Starting in 2018, China banned the import of waste plastics from other countries. China had been taking and disposing of approximately 45 percent of the world’s plastic waste, equivalent to about 106 million metric tons annually. That amount of waste plastic must now find a new home.
While plastic production continues to rise, the world only recycles about 9 percent annually, with 80 percent ending up in landfills or the natural environment.
Trends in the U.S. mirror those globally. According to the EPA, in 2017 plastic accounted for 35.4 million tons of waste in the U.S., of which only 8.4 percent was recycled. This left 26.8 million tons that were landfilled and 5.6 million tons that were burned.
Over the last few years, companies with proprietary recycled plastic materials for asphalt binder and mixture modification have been aggressively marketing their products claiming a significant increase in pavement life compared to conventional mixtures.
The media helped spread this message that resonated well with the public – solving the waste plastic crisis while improving our aging roads. Many recent demonstration projects in cities received press coverage proclaiming the great solution, yet these projects often lacked the technical data necessary for a thorough evaluation.
Swell of new research
Plastic is not the first waste product that has been researched as an additive or modifier to asphalt (i.e. shingles, crumb rubber, etc.). Like all of them, engineering and science must lead the way in determining the most cost-effective and sustainable solution which certainly includes long-term performance. Accordingly, we have recently seen a swell of research activity to answer the many knowledge gaps around the use of recycled plastic in asphalt.
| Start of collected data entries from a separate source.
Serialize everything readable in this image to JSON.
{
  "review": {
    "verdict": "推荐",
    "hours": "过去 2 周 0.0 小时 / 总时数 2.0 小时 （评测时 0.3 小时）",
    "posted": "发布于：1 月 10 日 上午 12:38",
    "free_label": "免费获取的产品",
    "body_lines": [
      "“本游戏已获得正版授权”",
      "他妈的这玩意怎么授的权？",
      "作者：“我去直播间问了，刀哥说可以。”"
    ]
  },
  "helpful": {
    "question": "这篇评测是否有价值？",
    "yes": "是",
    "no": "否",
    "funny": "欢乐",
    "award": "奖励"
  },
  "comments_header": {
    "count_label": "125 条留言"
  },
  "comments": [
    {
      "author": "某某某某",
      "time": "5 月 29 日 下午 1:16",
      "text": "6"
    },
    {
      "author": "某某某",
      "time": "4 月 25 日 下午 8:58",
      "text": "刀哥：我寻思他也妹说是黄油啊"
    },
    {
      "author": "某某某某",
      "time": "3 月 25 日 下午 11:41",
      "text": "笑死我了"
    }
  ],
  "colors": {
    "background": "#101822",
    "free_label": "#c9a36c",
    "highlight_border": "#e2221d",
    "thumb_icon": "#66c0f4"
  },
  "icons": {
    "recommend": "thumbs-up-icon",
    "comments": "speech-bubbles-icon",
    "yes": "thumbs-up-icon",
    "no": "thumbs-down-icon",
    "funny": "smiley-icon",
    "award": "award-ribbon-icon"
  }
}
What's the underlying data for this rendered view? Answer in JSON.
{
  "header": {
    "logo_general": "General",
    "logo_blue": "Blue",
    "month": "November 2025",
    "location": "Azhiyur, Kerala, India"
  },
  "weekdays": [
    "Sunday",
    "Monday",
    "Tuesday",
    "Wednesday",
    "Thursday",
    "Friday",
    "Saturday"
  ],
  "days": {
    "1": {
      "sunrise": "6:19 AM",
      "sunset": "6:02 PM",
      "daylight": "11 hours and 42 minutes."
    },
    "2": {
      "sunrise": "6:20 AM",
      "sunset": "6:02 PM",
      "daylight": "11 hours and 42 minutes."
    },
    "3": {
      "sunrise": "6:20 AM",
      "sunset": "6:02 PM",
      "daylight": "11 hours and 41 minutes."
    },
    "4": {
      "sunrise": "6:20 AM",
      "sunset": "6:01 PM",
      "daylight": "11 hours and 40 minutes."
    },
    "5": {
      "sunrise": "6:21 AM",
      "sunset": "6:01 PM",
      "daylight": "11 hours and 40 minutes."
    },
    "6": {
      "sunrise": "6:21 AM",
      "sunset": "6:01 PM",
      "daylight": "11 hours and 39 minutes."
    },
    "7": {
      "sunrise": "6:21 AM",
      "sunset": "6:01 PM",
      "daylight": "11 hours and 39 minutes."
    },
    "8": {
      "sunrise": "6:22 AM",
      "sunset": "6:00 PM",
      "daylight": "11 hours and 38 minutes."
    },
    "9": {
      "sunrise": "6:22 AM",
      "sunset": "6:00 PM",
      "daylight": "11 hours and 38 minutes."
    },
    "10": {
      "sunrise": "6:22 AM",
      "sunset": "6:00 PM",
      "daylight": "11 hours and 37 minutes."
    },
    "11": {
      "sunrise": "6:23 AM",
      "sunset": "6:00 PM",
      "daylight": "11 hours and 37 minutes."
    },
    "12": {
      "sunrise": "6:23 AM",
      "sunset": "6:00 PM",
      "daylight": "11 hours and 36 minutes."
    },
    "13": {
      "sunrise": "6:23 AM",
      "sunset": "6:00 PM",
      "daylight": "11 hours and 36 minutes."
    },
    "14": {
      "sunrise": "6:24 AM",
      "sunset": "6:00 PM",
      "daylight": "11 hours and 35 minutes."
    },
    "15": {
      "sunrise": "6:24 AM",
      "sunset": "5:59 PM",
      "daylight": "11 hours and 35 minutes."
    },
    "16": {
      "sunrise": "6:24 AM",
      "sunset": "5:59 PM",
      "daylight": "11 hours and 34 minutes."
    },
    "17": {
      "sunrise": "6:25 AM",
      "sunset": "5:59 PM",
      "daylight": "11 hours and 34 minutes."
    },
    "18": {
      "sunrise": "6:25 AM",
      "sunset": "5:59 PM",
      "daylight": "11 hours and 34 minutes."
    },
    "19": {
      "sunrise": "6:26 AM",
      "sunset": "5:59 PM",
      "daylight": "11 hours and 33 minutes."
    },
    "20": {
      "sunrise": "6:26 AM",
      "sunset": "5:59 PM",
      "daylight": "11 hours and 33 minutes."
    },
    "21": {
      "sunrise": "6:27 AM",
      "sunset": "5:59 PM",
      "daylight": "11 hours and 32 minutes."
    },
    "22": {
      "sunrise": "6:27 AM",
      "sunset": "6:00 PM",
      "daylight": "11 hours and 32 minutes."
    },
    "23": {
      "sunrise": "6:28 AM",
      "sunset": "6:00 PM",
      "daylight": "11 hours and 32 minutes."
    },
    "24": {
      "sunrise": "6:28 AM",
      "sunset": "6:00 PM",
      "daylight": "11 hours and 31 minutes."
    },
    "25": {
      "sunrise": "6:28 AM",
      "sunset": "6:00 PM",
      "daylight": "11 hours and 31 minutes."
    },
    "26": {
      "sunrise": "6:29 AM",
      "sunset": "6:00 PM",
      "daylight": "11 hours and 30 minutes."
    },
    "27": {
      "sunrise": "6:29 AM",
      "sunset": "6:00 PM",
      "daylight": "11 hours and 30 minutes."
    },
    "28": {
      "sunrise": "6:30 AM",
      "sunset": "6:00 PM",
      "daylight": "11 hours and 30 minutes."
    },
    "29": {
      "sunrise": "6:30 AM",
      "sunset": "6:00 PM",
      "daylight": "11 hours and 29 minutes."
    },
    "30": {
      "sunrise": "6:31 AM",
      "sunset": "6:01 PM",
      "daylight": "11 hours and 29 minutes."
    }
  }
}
The Plastics Industry Association (PIA) has a project named New End-Market Opportunities (NEMO) that published a report in 2018 identifying the use of plastic film waste in asphalt as a new potential end-market opportunity. They have funded research at NCAT and other groups. Learn more at plasticsindustry.org/NEMO.
The Alliance to End Plastic Waste (AEPW) was founded in 2019 by over 80 plastic manufacturers from around the world. It is dedicated to finding innovative solutions to end plastic waste in the environment by working with scientists, engineers and other technical leaders. They have started research on the use of waste plastic in asphalt. Learn more at endplasticwaste.org.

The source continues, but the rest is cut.